Wednesday, May 28, 2008

The Placebo Effect

How is it that a placebo effect exists?
In writing about What the Bleep Do We Know?, I got an e-mailed comment about the part of that movie that talks about the effect of the mind on water--there are a series of pictures of water molecules showing how each had been affected by being labeled in different ways (presumably through the action of the mind). What if we had a bottle of "confident" water? or "peaceful" water? What would happen if we drank that water?

Now I don't know how to evaluate the accuracy of the science of the shaping of the water molecules, but I do feel pretty darn confident that the placebo effect exists, and, though I haven't actually studied the placebo effect, that there is plenty of research out there to support the notion of the placebo effect.

How is it that it operates? One possible explanation that we might imagine would be to link the water molecules of What the Bleep with the placebo notion: in the process of taking the placebo, our believing mind alters the molecules in some way. Another possible explanation (and the one I imagine most people would favor over the What the Bleep explanation) would be that our mind acts directly on our body--by believing that changes will occur, we may create those chances purely through the power of the mind. To explain the placebo effect--an observable phenomenon--somehow requires physiological change through action of the mind, whether that causal path is direct or indirect. I have come up with two possible explanations, but I daresay more could be imagined--both variations on the two basic themes I laid out, or development of some other theme (e.g., supernatural entities?).

If the placebo effect exists, is it possible that it can be consciously exerted--for example by repeating "I am confident", one grows in confidence? That would seem to be the rankest version of pop psychology and using affirmations. But does the logic of the placebo suggest that possibility?
We might argue that the placebo effect can only be unconsciously activated, but that requires a Freudian view of the mind, and one wonders whether we really want to believe that there is some entity called the "unconscious" or whether Freud's theory, which characterizes the unconscious as a sort of independent agent, relies on human conceptualization and thus creates a division that is not accurate with respect to the placebo effect. (I daresay someone has studied whether the placebo effect is only unconscious or not; I haven't researched that.)

If we acknowledge that there is a possibility (not a certainty) that we can consciously invoke the placebo principle through such behaviors as repeated affirmations, at what level does the possibility become great enough to try such actions? And though I dismiss affirmations as pop psychology, there is no doubt that there are therapeutic with significant empirical research to support them that suggest that we can improve our moods through behavioral modifications (like affirmations).

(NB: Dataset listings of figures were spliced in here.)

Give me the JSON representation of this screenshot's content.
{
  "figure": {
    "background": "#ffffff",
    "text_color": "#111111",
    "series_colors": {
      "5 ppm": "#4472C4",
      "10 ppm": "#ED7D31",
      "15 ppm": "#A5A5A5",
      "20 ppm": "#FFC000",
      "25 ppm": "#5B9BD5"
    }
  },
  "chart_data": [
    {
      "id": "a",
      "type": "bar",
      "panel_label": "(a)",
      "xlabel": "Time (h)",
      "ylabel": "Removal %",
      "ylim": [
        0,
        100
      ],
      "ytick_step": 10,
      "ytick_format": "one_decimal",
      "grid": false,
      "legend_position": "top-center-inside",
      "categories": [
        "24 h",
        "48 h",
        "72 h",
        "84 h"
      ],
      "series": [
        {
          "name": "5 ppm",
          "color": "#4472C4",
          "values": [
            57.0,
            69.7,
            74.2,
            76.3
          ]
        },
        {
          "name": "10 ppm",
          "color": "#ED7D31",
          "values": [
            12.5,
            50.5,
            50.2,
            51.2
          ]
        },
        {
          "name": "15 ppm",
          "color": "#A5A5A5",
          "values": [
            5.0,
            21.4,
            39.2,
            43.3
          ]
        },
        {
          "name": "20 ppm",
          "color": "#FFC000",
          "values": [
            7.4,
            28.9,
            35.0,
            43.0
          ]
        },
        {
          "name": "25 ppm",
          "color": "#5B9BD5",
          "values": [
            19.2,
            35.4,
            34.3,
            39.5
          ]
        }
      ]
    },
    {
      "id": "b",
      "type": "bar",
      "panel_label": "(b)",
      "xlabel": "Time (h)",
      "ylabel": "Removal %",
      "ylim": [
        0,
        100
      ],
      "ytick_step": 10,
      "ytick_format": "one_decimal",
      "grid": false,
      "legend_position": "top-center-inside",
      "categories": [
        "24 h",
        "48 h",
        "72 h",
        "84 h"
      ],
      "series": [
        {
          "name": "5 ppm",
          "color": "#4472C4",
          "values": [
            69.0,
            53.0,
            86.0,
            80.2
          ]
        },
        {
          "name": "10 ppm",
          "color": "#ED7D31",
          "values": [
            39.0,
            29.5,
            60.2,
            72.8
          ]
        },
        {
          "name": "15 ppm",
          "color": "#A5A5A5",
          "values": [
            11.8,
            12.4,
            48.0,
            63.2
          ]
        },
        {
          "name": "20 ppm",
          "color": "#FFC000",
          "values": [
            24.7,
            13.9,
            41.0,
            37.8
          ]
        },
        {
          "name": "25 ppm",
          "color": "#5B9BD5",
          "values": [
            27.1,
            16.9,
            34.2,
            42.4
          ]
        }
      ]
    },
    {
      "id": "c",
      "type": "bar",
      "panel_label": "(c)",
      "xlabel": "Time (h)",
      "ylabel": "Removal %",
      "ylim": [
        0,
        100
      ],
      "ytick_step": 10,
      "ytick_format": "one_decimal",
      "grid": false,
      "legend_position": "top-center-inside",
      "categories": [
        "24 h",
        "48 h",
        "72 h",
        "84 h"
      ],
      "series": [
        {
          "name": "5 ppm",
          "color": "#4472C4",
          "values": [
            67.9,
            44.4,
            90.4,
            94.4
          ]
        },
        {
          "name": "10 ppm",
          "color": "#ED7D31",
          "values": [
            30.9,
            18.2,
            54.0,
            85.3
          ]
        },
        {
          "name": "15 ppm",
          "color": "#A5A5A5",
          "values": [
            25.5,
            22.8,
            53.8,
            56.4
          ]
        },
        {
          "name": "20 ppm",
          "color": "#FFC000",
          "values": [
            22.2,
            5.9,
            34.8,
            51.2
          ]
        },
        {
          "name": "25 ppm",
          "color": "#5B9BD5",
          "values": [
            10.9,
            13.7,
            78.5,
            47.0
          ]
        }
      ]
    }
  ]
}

For me, especially at those moments when things seem the most difficult, the level of possibility doesn't have to be very high. It seems to be worth the chance, because the cost of changing my behaviors to promote is so low. The effort doesn't contradict other efforts to change my situation, and costs nothing but a little effort.

Following this logic, then, it seems that to the extent that we can imagine a possibility, and we can imagine the steps to get there, we can then use our minds to help us move there by focusing on that goal ("I am confident!").

This post is a little of a hodge podge, because I was also thinking about the role of imagination in work as academics or philosophers: when faced with an observed phenomenon, we can use our imagination to generate different hypotheses about the causal factors of interest (as I did with the placebo effect).

We can also use our imagination to hypothesize connections of significance: if there is such a thing as the placebo effect: how can that be significant to the individual? What can be done with the placebo effect? Maybe you could institute a whole program based on it (which might be a health pogrom, not a health program)? Or maybe you would want to limit attempts to apply the placebo effect as treatment to only some cases (say ones with low risk, or ones that are not treatable by other means).

Our imaginations are keys to a whole realm of possibilities in academic work. Judicious use of imagination, along with careful qualification (e.g., the conscious placebo effect is possible, not certain) can lead to fruitful lines of discussion.